Deciding on a name is going to be an immediate challenge, although the powers that be at Consilio the combined organisation have hired a consulting firm and are hard at work doing some brand analysis. They are fairly confident that they will have a decision by the second quarter of 2018: but the year it took for Epic to decide on a name following its merger with DTI hasn’t exactly set the bench high.
Macaulay said: “The thing I’m most excited about is that Advanced Discovery’s largest office by headcount is in London so when you put the two companies together we’re going to end up being the largest pure play eDiscovery provider in London with a bench to handle much larger matters.

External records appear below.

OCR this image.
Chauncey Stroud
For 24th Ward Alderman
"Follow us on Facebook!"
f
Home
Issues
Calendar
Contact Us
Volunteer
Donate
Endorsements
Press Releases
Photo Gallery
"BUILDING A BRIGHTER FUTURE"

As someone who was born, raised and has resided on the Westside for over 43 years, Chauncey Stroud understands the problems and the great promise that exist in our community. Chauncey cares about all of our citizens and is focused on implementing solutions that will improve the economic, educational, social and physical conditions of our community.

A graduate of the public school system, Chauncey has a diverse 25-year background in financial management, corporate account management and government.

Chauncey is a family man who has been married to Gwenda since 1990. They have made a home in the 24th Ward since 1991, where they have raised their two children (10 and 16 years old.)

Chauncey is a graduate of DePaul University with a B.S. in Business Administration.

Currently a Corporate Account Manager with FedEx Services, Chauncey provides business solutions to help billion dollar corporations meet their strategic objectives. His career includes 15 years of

“I’ve worked with a number of very talented people in Advanced Discovery and we’re looking forward to seeing what we can do to take eDiscovery forward, including the use of artificial discovery.”
Deal close
Advanced Discovery is expected to close in late March 2018. Consilio and the subsequent merger are expected to close in the second quarter of 2018, subject to usual and customary closing conditions. Financial terms of the transaction were not disclosed.
 
Market comment
Andrew Haslam, eDisclosure project manager at Squire Patton Boggs says: “In the UK, Millnet and Consilio complement each other. Consilio did really well out of the Libor investigations and developed its own software that let you get at all the Bloomberg emails. Consilio also gained consulting capability from their Huron Legal acquisition. The key thing is that processing margins are dropping down the toilet – that’s how small firms made their money. The future is in consultancy. All eDiscovery technology is going to end up in the cloud with lots of functionality whether its Relativity or not Relativity. But the real differentiator will be if you have got people worldwide who consult.
“Consilio has a presence in the Far East and Asia Pacific, which is good because it means that Advanced Discovery are now part of a big worldwide organisation. It’s interesting that GI bought out the other two private equity owners and got the controlling interest: they must have seen that there’s a hell of an opportunity. There might be some redundancies, but I don’t expect a lot.”